The gel was crosslinked using a metal-based crosslinker at 140°F. To break the crosslinked gel on an optimal basis, the amounts of breaker and breaker activator used were adjusted. The tested fluid was designed to maintain greater than 400 cp—the minimum viscosity recommended for proppant transport capabilities—for 60 min. The fluid performed as specified in the test procedures.

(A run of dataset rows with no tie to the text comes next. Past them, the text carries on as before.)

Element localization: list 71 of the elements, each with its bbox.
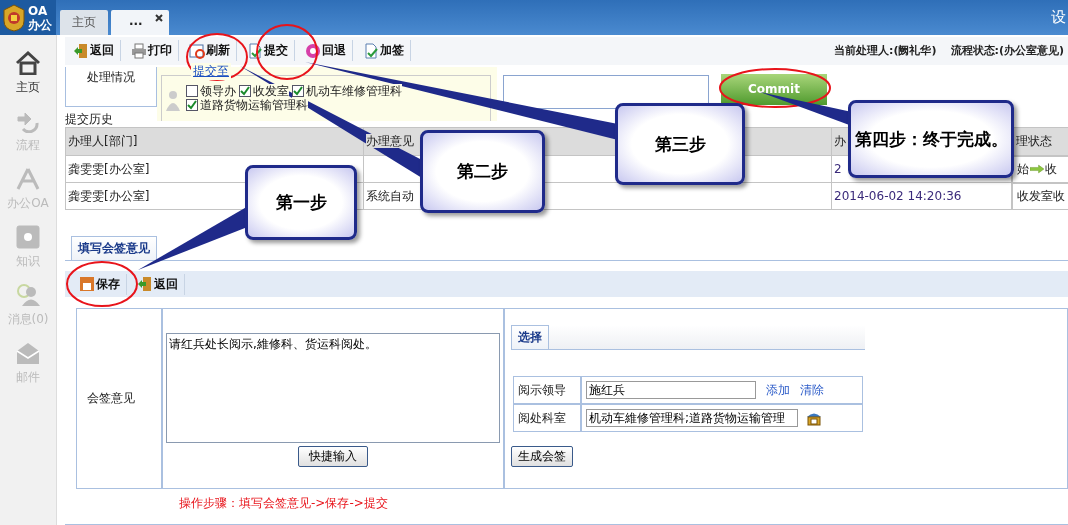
current-handler: 当前处理人:(阙礼华) [834, 43, 937, 59]
callout-label: 第四步：终于完成。 [848, 100, 1014, 178]
door-icon [137, 276, 153, 293]
home-icon [15, 51, 41, 75]
floppy-icon [79, 276, 95, 293]
checkbox[interactable] [186, 84, 198, 97]
printer-icon [131, 42, 147, 59]
checkbox-option[interactable]: 机动车维修管理科 [292, 83, 402, 98]
toolbar-button[interactable]: 刷新 [183, 40, 237, 62]
person-icon [166, 89, 180, 112]
checkbox-option[interactable]: 领导办 [186, 83, 236, 98]
header-link[interactable]: 设 [1051, 8, 1066, 27]
sidebar-item[interactable]: 主页 [1, 51, 55, 101]
emblem-icon [2, 3, 26, 32]
highlight-circle [66, 261, 138, 307]
add-link[interactable]: 添加 [766, 381, 790, 399]
toolbar-button[interactable]: 打印 [125, 40, 179, 62]
table-cell: 2014-06-02 14:20:36 [834, 189, 962, 204]
column-header: 理状态 [1016, 133, 1052, 148]
table-cell: 收发室收 [1017, 187, 1065, 205]
steps-note: 操作步骤：填写会签意见->保存->提交 [179, 495, 389, 512]
field-label: 会签意见 [77, 309, 163, 488]
checkbox[interactable] [292, 84, 304, 97]
form-tab[interactable]: 填写会签意见 [71, 236, 157, 261]
form-tab[interactable]: 选择 [511, 325, 549, 350]
callout-label: 第三步 [615, 103, 745, 185]
checkbox[interactable] [239, 84, 251, 97]
page-tab[interactable]: ... [111, 10, 169, 35]
person-icon [15, 283, 41, 307]
document-check-icon [363, 42, 379, 59]
section-title: 提交历史 [65, 110, 113, 127]
checkbox-option[interactable]: 收发室 [239, 83, 289, 98]
logo-text: OA [28, 3, 49, 18]
field-label: 阅示领导 [514, 377, 582, 404]
table-cell: 系统自动 [366, 188, 414, 203]
toolbar-button[interactable]: 回退 [299, 40, 353, 62]
column-header: 办理人[部门] [68, 133, 138, 148]
toolbar-button[interactable]: 返回 [131, 273, 185, 295]
envelope-icon [15, 341, 41, 365]
department-field[interactable]: 机动车維修管理科;道路货物运输管理 [586, 409, 798, 428]
table-cell: 2 [834, 162, 842, 177]
callout-label: 第一步 [245, 165, 357, 240]
column-header: 办 [834, 133, 846, 148]
toolbar-button[interactable]: 提交 [241, 40, 295, 62]
circle-icon [305, 42, 321, 59]
generate-button[interactable]: 生成会签 [511, 446, 573, 468]
document-check-icon [247, 42, 263, 59]
column-header: 办理意见 [366, 133, 414, 148]
table-cell: 收 [1045, 160, 1057, 178]
quick-input-button[interactable]: 快捷输入 [298, 446, 368, 468]
flow-status: 流程状态:(办公室意见) [950, 43, 1064, 59]
sidebar-label: 主页 [16, 79, 40, 96]
door-icon [73, 42, 89, 59]
toolbar-button[interactable]: 返回 [67, 40, 121, 62]
checkbox[interactable] [186, 98, 198, 111]
field-label: 阅处科室 [514, 405, 582, 432]
highlight-circle [186, 33, 248, 81]
page-tab[interactable]: 主页 [60, 10, 108, 35]
table-cell: 始 [1017, 160, 1029, 178]
refresh-icon [189, 42, 205, 59]
arrow-icon [1030, 164, 1044, 175]
logo-subtext: 办公 [28, 17, 52, 32]
toolbar-button[interactable]: 保存 [73, 273, 127, 295]
leader-field[interactable]: 施红兵 [586, 381, 756, 400]
toolbar-button[interactable]: 加签 [357, 40, 411, 62]
clear-link[interactable]: 清除 [800, 381, 824, 399]
opinion-textarea[interactable]: 请红兵处长阅示,維修科、货运科阅处。 [166, 333, 500, 444]
compass-icon [15, 167, 41, 191]
close-icon[interactable] [154, 14, 163, 22]
callout-label: 第二步 [420, 130, 545, 213]
highlight-circle [256, 24, 318, 80]
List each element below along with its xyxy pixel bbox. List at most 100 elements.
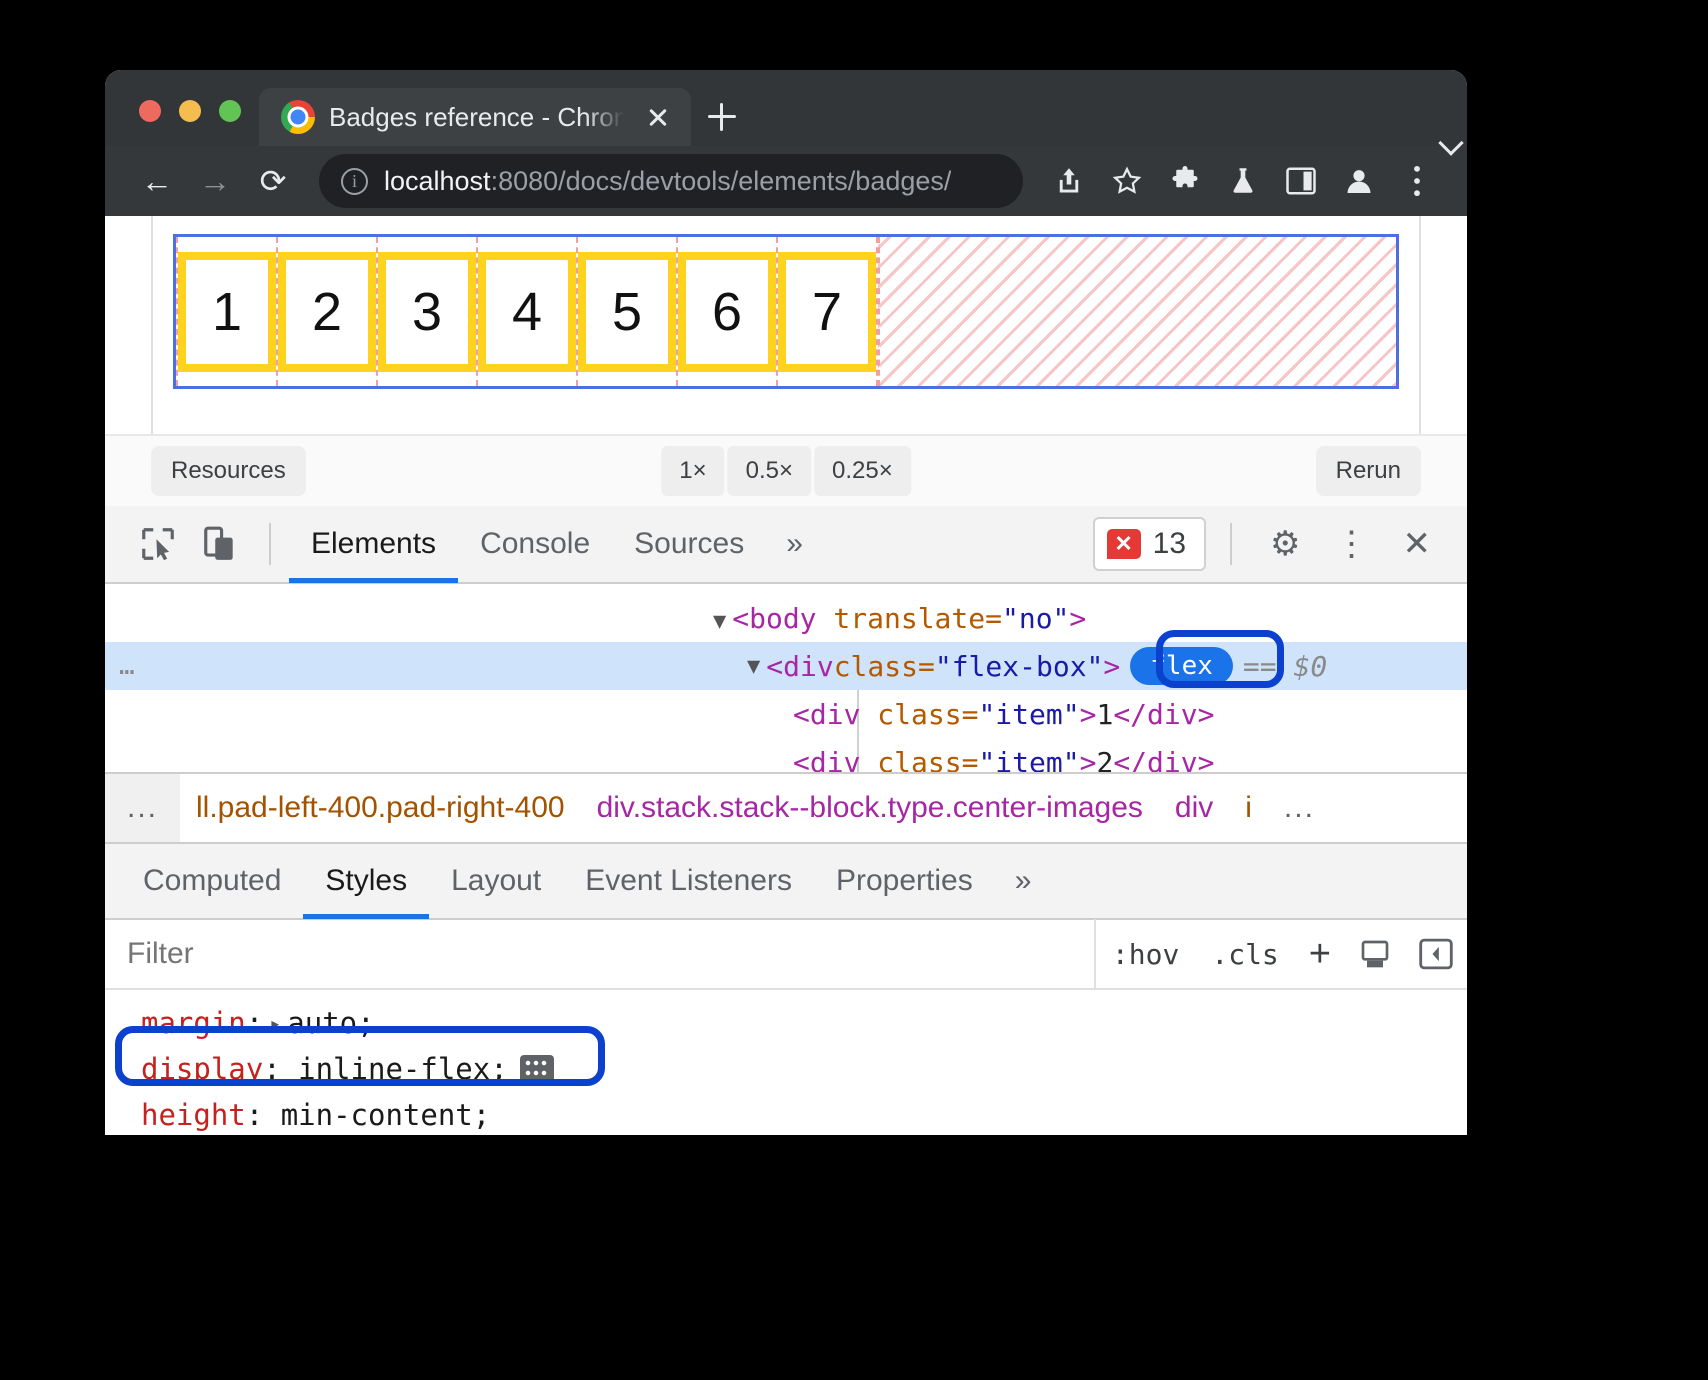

One trial well was stimulated using 1.4 million gallons of treated produced fluid and approximately 1.7 million lbm of proppant placed in 17 treatment stages. The average treatment pressure was 1,911 psi and the average treatment rate was 47 bbl/min. The pump time for each stage was approximately 55 min and consisted of pad and proppant stages with an average maximum proppant concentration of 4.4 lbm/gal. No mechanical failure or screening out was encountered during the stimulation. The treating pressure trends observed were as modeled with 2% KCl water as the base fluid, indicating no adverse effects on the treatment pressure or ability to place proppant when using high-TDS treated produced water (>270,000 ppm).
Reducing Use of Fresh Water
Based on the results of the trial, it is feasible to use treated produced water with more than 270,000 ppm of TDS as the base fluid for hydraulic fracturing. The fluid performed comparably to fluid developed using fresh water as the base fluid under the same test conditions. Initial oil and gas production rates from the stimulated wells in the field trial proved comparable to, if not better than, than the production rates from an offset well.
By applying a minimal and cost-efficient treatment to the produced water and designing the appropriate fluid chemistry, the treated produced water was effectively used as a base fluid in a crosslinked application. More than 8 million gallons of fresh water were saved and more than 1,400 truckloads were eliminated in this multi-well trial, with the operator realizing a significant savings in water management costs. These results show a considerable potential for the industry to reduce its dependence on fresh water for hydraulic fracturing and, hence, reduce the cost of fracturing treatments.